Through trading markets, I have found that much of what you read in the press is nowhere near the truth.
You’re often reading a biased opinion that differs from the reality on the ground.
How can one get to the truth of any matter?
Well, it’s quite easy if you can bring up a relevant chart.
For example, if some well-known fund manager is predicting a US recession, I might bring up a chart of a US Real Estate Investment Trust (REIT) exchange-traded fund (ETF). That will tell me whether rents are rising or falling, informing me of any imminent recession.
I might also look at charts of US homebuilder ETFs. If they’re breaking higher (and they are), you can forget about a US recession this year. The weight of money is telling you otherwise. It’s telling you revenues are improving.
It staggers me that no one else does this. That is, read the economy through the charts.
Here’s an example to further illustrate this point.
There’s probably no other subject where misconceptions abound more than with the state of China’s economy.
It’s hard to get a handle on what’s going on there. Much of the media reports are negative. You’ll read all about the shadow banking time bomb, the debts, and how the country is full of ghost cities.
All the predictions over the past few years have penned China as being on the verge of economic collapse.
An article from equity analysts TheStreet in March last year reported that the Chinese stock market was on the brink of collapse, advising investors to sell before it was too late.
Then, in April, well-known billionaire investor George Soros warned that China was on the brink of a financial crisis similar to the US in 2008.
In July, financial website MarketWatch quoted Andy Xie — formerly a top economist at the World Bank and Morgan Stanley — who warned that China was about to implode, and that it was heading for a 1929-style depression.
In the same month came probably the most alarming report of all from The Australian. They compiled the opinion of all the top experts on the Chinese economy.
The verdict? It was unanimous: A recession was almost inevitable; it would be sharp and possibly calamitous, or drawn out like Japan’s.
And as recently as February this year, The Epoch Times quoted long-time China bear Gordon Chang, who claimed China was about to go into freefall, and that it had passed the point of no return.
Is this the reality on the ground?
The way to find the truth is to bring up a relevant chart, and then date the news to the chart.
This is the weekly chart of the SPDR S&P China ETF [NYSEArca:GXC].
This ETF tracks the S&P China BMI Index, which gives a broad exposure to the Chinese market…
[Click to enlarge]
With every dire prediction, the chart continued to find higher support.
Interesting, is it not?
It’s only now that the data is coming out to justify the movement in the chart.
In March, Bloomberg reported that manufacturing numbers in China were hitting five-year highs.
There’s always scepticism about the official numbers, but the unofficial data, like the China Satellite Manufacturing Index, was backing up the official government data.
The gauge published by San Francisco-based SpaceKnow Inc. uses commercial satellite imagery to monitor activity across thousands of Chinese industrial sites; the index put in its best reading in five years.
What’s more, all the recent data confirms China’s factory output continues to grow, and that retail sales are surging.
Second-quarter GDP came in this month at 6.9%; that’s an uptick from the 6.7% recorded last year.
Bloomberg reported only yesterday on a whole array of indicators and business surveys that suggest China’s economy continues to power on.
And their digital economy is booming, serving as a major engine for the country’s economic growth.
Despite all the predictions over the last few years that China’s economy was on the verge of imminent collapse, not only is China’s economy holding up, it’s strengthening.
But the chart has been telling you that for well over a year now, if you can read it. The improving China numbers only coming out now were known long ago.
The Chinese ‘hard landing’ story we keep hearing so much about hasn’t run to script.
The world’s second-largest economy continues to confound expectations for a collapse, despite all the dire warnings from experts and analysts.
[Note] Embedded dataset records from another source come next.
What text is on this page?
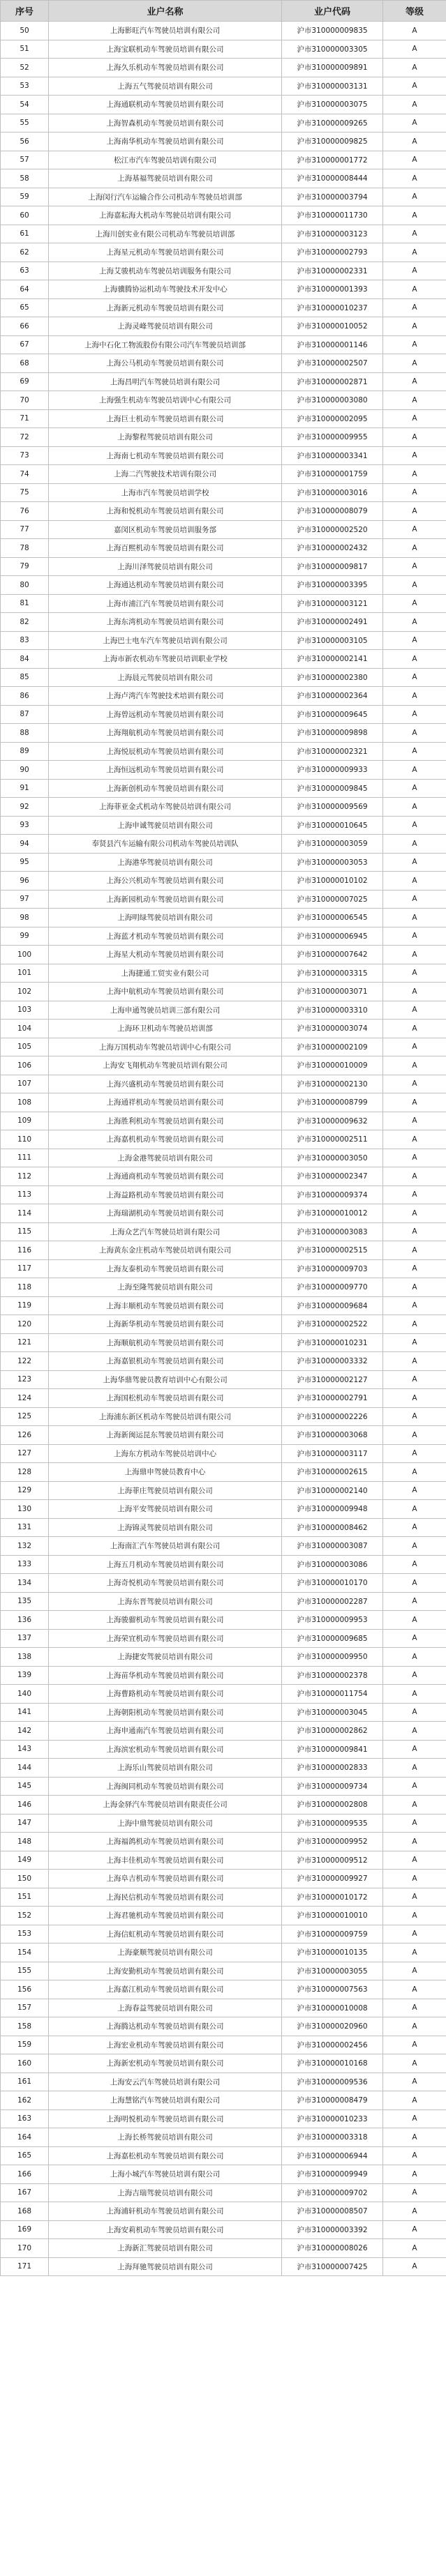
序号	业户名称	业户代码	等级
50	上海影旺汽车驾驶员培训有限公司	沪市310000009835	A
51	上海宝联机动车驾驶员培训有限公司	沪市310000003305	A
52	上海久乐机动车驾驶员培训有限公司	沪市310000009891	A
53	上海五气驾驶员培训有限公司	沪市310000003131	A
54	上海通联机动车驾驶员培训有限公司	沪市310000003075	A
55	上海智森机动车驾驶员培训有限公司	沪市310000009265	A
56	上海南华机动车驾驶员培训有限公司	沪市310000009825	A
57	松江市汽车驾驶员培训有限公司	沪市310000001772	A
58	上海基福驾驶员培训有限公司	沪市310000008444	A
59	上海闵行汽车运输合作公司机动车驾驶员培训部	沪市310000003794	A
60	上海嘉耘海大机动车驾驶员培训有限公司	沪市310000011730	A
61	上海川创实业有限公司机动车驾驶员培训部	沪市310000003123	A
62	上海星元机动车驾驶员培训有限公司	沪市310000002793	A
63	上海艾骏机动车驾驶员培训服务有限公司	沪市310000002331	A
64	上海骥腾协运机动车驾驶技术开发中心	沪市310000001393	A
65	上海新元机动车驾驶员培训有限公司	沪市310000010237	A
66	上海灵峰驾驶员培训有限公司	沪市310000010052	A
67	上海中石化工物流股份有限公司汽车驾驶员培训部	沪市310000001146	A
68	上海公马机动车驾驶员培训有限公司	沪市310000002507	A
69	上海昌明汽车驾驶员培训有限公司	沪市310000002871	A
70	上海强生机动车驾驶员培训中心有限公司	沪市310000003080	A
71	上海巨士机动车驾驶员培训有限公司	沪市310000002095	A
72	上海黎程驾驶员培训有限公司	沪市310000009955	A
73	上海南七机动车驾驶员培训有限公司	沪市310000003341	A
74	上海二汽驾驶技术培训有限公司	沪市310000001759	A
75	上海市汽车驾驶员培训学校	沪市310000003016	A
76	上海和悦机动车驾驶员培训有限公司	沪市310000008079	A
77	嘉闵区机动车驾驶员培训服务部	沪市310000002520	A
78	上海百熙机动车驾驶员培训有限公司	沪市310000002432	A
79	上海川泽驾驶员培训有限公司	沪市310000009817	A
80	上海通达机动车驾驶员培训有限公司	沪市310000003395	A
81	上海市浦江汽车驾驶员培训有限公司	沪市310000003121	A
82	上海东湾机动车驾驶员培训有限公司	沪市310000002491	A
83	上海巴士电车汽车驾驶员培训有限公司	沪市310000003105	A
84	上海市新农机动车驾驶员培训职业学校	沪市310000002141	A
85	上海晨元驾驶员培训有限公司	沪市310000002380	A
86	上海卢湾汽车驾驶技术培训有限公司	沪市310000002364	A
87	上海曾远机动车驾驶员培训有限公司	沪市310000009645	A
88	上海翔航机动车驾驶员培训有限公司	沪市310000009898	A
89	上海悦辰机动车驾驶员培训有限公司	沪市310000002321	A
90	上海恒远机动车驾驶员培训有限公司	沪市310000009933	A
91	上海新创机动车驾驶员培训有限公司	沪市310000009845	A
92	上海菲亚金式机动车驾驶员培训有限公司	沪市310000009569	A
93	上海申诚驾驶员培训有限公司	沪市310000010645	A
94	奉贤县汽车运输有限公司机动车驾驶员培训队	沪市310000003059	A
95	上海港华驾驶员培训有限公司	沪市310000003053	A
96	上海公兴机动车驾驶员培训有限公司	沪市310000010102	A
97	上海新园机动车驾驶员培训有限公司	沪市310000007025	A
98	上海明绿驾驶员培训有限公司	沪市310000006545	A
99	上海蓝才机动车驾驶员培训有限公司	沪市310000006945	A
100	上海星大机动车驾驶员培训有限公司	沪市310000007642	A
101	上海捷通工贸实业有限公司	沪市310000003315	A
102	上海中航机动车驾驶员培训有限公司	沪市310000003071	A
103	上海申通驾驶员培训三部有限公司	沪市310000003310	A
104	上海环卫机动车驾驶员培训部	沪市310000003074	A
105	上海万国机动车驾驶员培训中心有限公司	沪市310000002109	A
106	上海安飞翔机动车驾驶员培训有限公司	沪市310000010009	A
107	上海兴盛机动车驾驶员培训有限公司	沪市310000002130	A
108	上海通祥机动车驾驶员培训有限公司	沪市310000008799	A
109	上海胜利机动车驾驶员培训有限公司	沪市310000009632	A
110	上海嘉机机动车驾驶员培训有限公司	沪市310000002511	A
111	上海金港驾驶员培训有限公司	沪市310000003050	A
112	上海通商机动车驾驶员培训有限公司	沪市310000002347	A
113	上海益路机动车驾驶员培训有限公司	沪市310000009374	A
114	上海瑞湖机动车驾驶员培训有限公司	沪市310000010012	A
115	上海众艺汽车驾驶员培训有限公司	沪市310000003083	A
116	上海黄东金庄机动车驾驶员培训有限公司	沪市310000002515	A
117	上海友泰机动车驾驶员培训有限公司	沪市310000009703	A
118	上海至隆驾驶员培训有限公司	沪市310000009770	A
119	上海丰顺机动车驾驶员培训有限公司	沪市310000009684	A
120	上海新华机动车驾驶员培训有限公司	沪市310000002522	A
121	上海顺航机动车驾驶员培训有限公司	沪市310000010231	A
122	上海嘉银机动车驾驶员培训有限公司	沪市310000003332	A
123	上海华鼎驾驶员教育培训中心有限公司	沪市310000002127	A
124	上海国松机动车驾驶员培训有限公司	沪市310000002791	A
125	上海浦东新区机动车驾驶员培训有限公司	沪市310000002226	A
126	上海新闽运昆东驾驶员培训有限公司	沪市310000003068	A
127	上海东方机动车驾驶员培训中心	沪市310000003117	A
128	上海鼎申驾驶员教育中心	沪市310000002615	A
129	上海菲庄驾驶员培训有限公司	沪市310000002140	A
130	上海平安驾驶员培训有限公司	沪市310000009948	A
131	上海锦灵驾驶员培训有限公司	沪市310000008462	A
132	上海南汇汽车驾驶员培训有限公司	沪市310000003087	A
133	上海五月机动车驾驶员培训有限公司	沪市310000003086	A
134	上海奇悦机动车驾驶员培训有限公司	沪市310000010170	A
135	上海东晋驾驶员培训有限公司	沪市310000002287	A
136	上海骏骝机动车驾驶员培训有限公司	沪市310000009953	A
137	上海荣宜机动车驾驶员培训有限公司	沪市310000009685	A
138	上海捷安驾驶员培训有限公司	沪市310000009950	A
139	上海苗华机动车驾驶员培训有限公司	沪市310000002378	A
140	上海曹路机动车驾驶员培训有限公司	沪市310000011754	A
141	上海朝阳机动车驾驶员培训有限公司	沪市310000003045	A
142	上海申通南汽车驾驶员培训有限公司	沪市310000002862	A
143	上海滨宏机动车驾驶员培训有限公司	沪市310000009841	A
144	上海乐山驾驶员培训有限公司	沪市310000002833	A
145	上海闽同机动车驾驶员培训有限公司	沪市310000009734	A
146	上海金驿汽车驾驶员培训有限责任公司	沪市310000002808	A
147	上海中鼎驾驶员培训有限公司	沪市310000009535	A
148	上海福鸽机动车驾驶员培训有限公司	沪市310000009952	A
149	上海丰佳机动车驾驶员培训有限公司	沪市310000009512	A
150	上海阜吉机动车驾驶员培训有限公司	沪市310000009927	A
151	上海民信机动车驾驶员培训有限公司	沪市310000010172	A
152	上海君驰机动车驾驶员培训有限公司	沪市310000010010	A
153	上海信虹机动车驾驶员培训有限公司	沪市310000009759	A
154	上海豪顺驾驶员培训有限公司	沪市310000010135	A
155	上海安勤机动车驾驶员培训有限公司	沪市310000003055	A
156	上海嘉江机动车驾驶员培训有限公司	沪市310000007563	A
157	上海春益驾驶员培训有限公司	沪市310000010008	A
158	上海腾达机动车驾驶员培训有限公司	沪市310000020960	A
159	上海宏业机动车驾驶员培训有限公司	沪市310000002456	A
160	上海新宏机动车驾驶员培训有限公司	沪市310000010168	A
161	上海安云汽车驾驶员培训有限公司	沪市310000009536	A
162	上海慧铭汽车驾驶员培训有限公司	沪市310000008479	A
163	上海明悦机动车驾驶员培训有限公司	沪市310000010233	A
164	上海长桥驾驶员培训有限公司	沪市310000003318	A
165	上海嘉松机动车驾驶员培训有限公司	沪市310000006944	A
166	上海小城汽车驾驶员培训有限公司	沪市310000009949	A
167	上海吉瑞驾驶员培训有限公司	沪市310000009702	A
168	上海浦轩机动车驾驶员培训有限公司	沪市310000008507	A
169	上海安莉机动车驾驶员培训有限公司	沪市310000003392	A
170	上海新汇驾驶员培训有限公司	沪市310000008026	A
171	上海拜驰驾驶员培训有限公司	沪市310000007425	A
Chinese ETFs have been on the march this year. GXC is up 32% this year alone.
At Money Morning Trader, we use our chart reading skills to identify individual stocks that are likely to move.
But, as I’ve briefly shown in this example, you can use your chart-reading skills to get to the truth on any matter you read about. As long as you can bring up a relevant chart.
It is the only way you can free yourself from all the misinformation you read.